Gaïdz Minassian, Arménie-Azerbaïdjan, une guerre sans fin? Anatomie des conflits post-soviétiques, 1991-2023

Gaïdz Minassian, Arménie-Azerbaïdjan, une guerre sans fin? Anatomie des conflits post-soviétiques, 1991-2023

Guerres sur les montagnes de Prométhée 

La focalisation militaire, politique et médiatique sur la guerre en Ukraine met dans l’ombre un autre conflit, lui aussi très ancien et tout aussi sanglant, certes moins spectaculaire mais révélateur des évolutions internationales, celui qui oppose l’Arménie et l’Azerbaïdjan autour de la province du Haut-Karabakh.
Situation aussi complexe que passionnée, qui demande une étude détachée et rigoureuse comme celle proposée par Gaïdz Minassian.

Dans une dense introduction, l’auteur replonge dans les profondeurs de ces trois guerres, constituées de plusieurs couches superposées : la logique des empires qui s’y affrontent depuis des siècles ; l’héritage de la désintégration de l’Union soviétique qui a laissé la place à des « Etats patrimoniaux, chancelants, convalescents, aux frontières politiques peu lisibles, au système politique rudimentaire »; le poids des concepts de la géopolitique classique qui voit s’opposer les Etats des plaines et ceux des montagnes, autour des ressources et des territoires ; et bien sûr les nationalismes alimentant une haine de l’autre inexpiable.

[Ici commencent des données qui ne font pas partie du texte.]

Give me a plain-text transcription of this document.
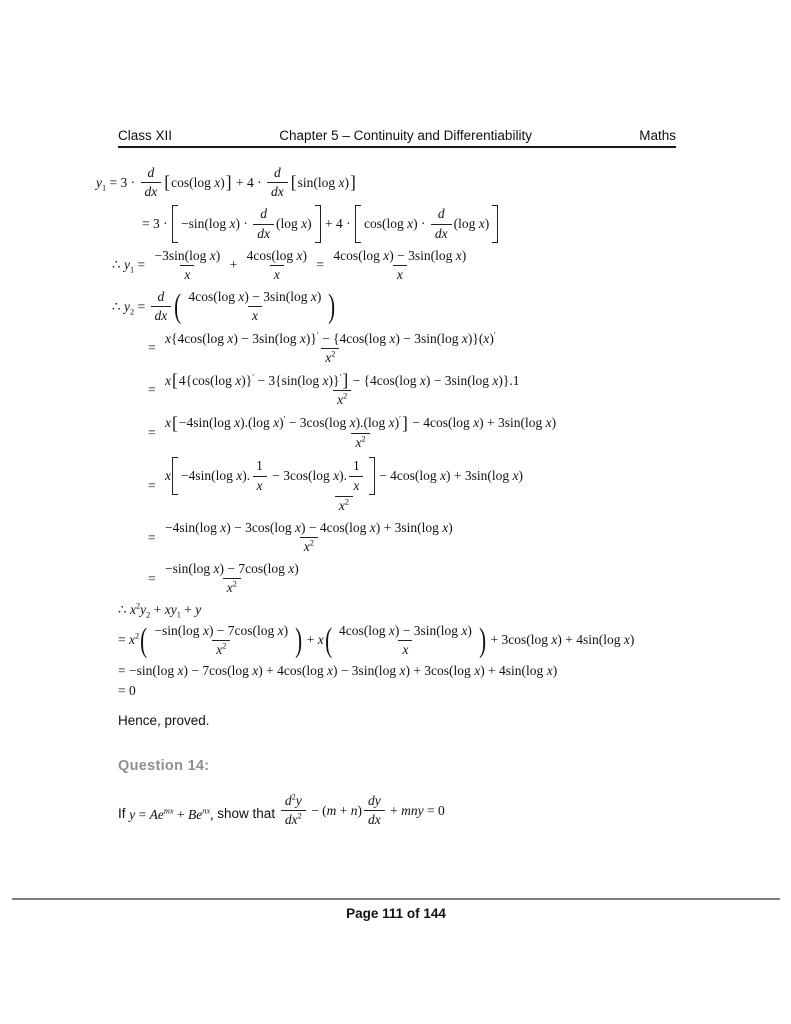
Class XII	Chapter 5 – Continuity and Differentiability	Maths
$y_1 = 3 \cdot \frac{d}{dx}$ [ cos(log x) ] + $4 \cdot \frac{d}{dx}$ [ sin(log x) ]
= 3 · −sin(log $x) \cdot \frac{d}{dx} (\log$ x) + 4 · cos(log $x) \cdot \frac{d}{dx} (\log$ x)
∴ $y_1 = \frac{\text{−3sin(log x)}}{x} + \frac{\text{4cos(log x)}}{x} = \frac{\text{4cos(log x) − 3sin(log x)}}{x}$
∴ $y_2 = \frac{d}{dx}$ ( $\frac{\text{4cos(log x) − 3sin(log x)}}{x}$ )
=
x{4cos(log x) − 3sin(log x)}′ − {4cos(log x) − 3sin(log x)}(x)′
$x^2$
=
x [ 4{cos(log x)}′ − 3{sin(log x)}′ ] − {4cos(log x) − 3sin(log x)}.1
$x^2$
=
x [ −4sin(log x).(log x)′ − 3cos(log x).(log x)′ ] − 4cos(log x) + 3sin(log x)
$x^2$
=
x −4sin(log x). $\frac{1}{x} - 3\cos(\log$ x). $\frac{1}{x} - 4\cos(\log$ x) + 3sin(log x)
$x^2$
= $\frac{\text{−4sin(log x) − 3cos(log x) − 4cos(log x) + 3sin(log x)}}{x^2}$
= $\frac{\text{−sin(log x) − 7cos(log x)}}{x^2}$
∴ $x^2y_2 + xy_1 + y$
= $x^2$ ( $\frac{\text{−sin(log x) − 7cos(log x)}}{x^2}$ ) + x ( $\frac{\text{4cos(log x) − 3sin(log x)}}{x}$ ) + 3cos(log x) + 4sin(log x)
= −sin(log x) − 7cos(log x) + 4cos(log x) − 3sin(log x) + 3cos(log x) + 4sin(log x)
= 0

Hence, proved.

Question 14:
If $y = Ae^{mx} + Be^{nx}$, show that $\frac{d^2y}{dx^2} - (m + n) \frac{dy}{dx}$ + mny = 0
Page 111 of 144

Ce cocktail dangereux accouche de trois guerres, étudiées avec précision par l’auteur, avec pour centre de gravité le Haut-Karabakh, « terre de résistance ». Elles opposent l’Azerbaïdjan riche de ses ressources pétrolières à l’Arménie construite autour du souvenir du génocide de 1915. S’affrontent deux principes, celui de l’intégrité territoriale (le Haut-Karabakh appartient de jure à Bakou) à celui de l’autodétermination des peuples (il est peuplé d’Arméniens).
Trois guerres donc, toutes marquées par le contexte international. La première se situe dans la période post-soviétique, la deuxième dans celui du réveil de la Russie, et la troisième dans celui de l’agression russe contre l’Ukraine et, plus largement, de la désoccidentalisation de l’ordre international.

En vérité, la déroute arménienne, complète et cruelle, loin des regards occidentaux, se trouve imbriquée dans la formation de cet axe russo-turc dont Bakou profite au maximum pour isoler son vieil ennemi, pour lui faire perdre le soutien russe et rafler la mise. Même la très droit-de-l’hommiste Ursula von der Leyen met ses beaux principes de côté pour serrer la main gazière d’Aliev.
En fin de compte, comme l’explique avec justesse Gaïds Minassian, ce conflit rappelle que le territoire, même en ces temps de mondialisation, demeure un élément structurant des conflits et des guerres. L’Ukraine le confirme d’une façon dramatique.

frederic le moal

Gaïdz Minassian, Arménie-Azerbaïdjan, une guerre sans fin ? Anatomie des conflits post-soviétiques, 1991-2023, Passés/composés, 2024, 368 p. – 22,00 €.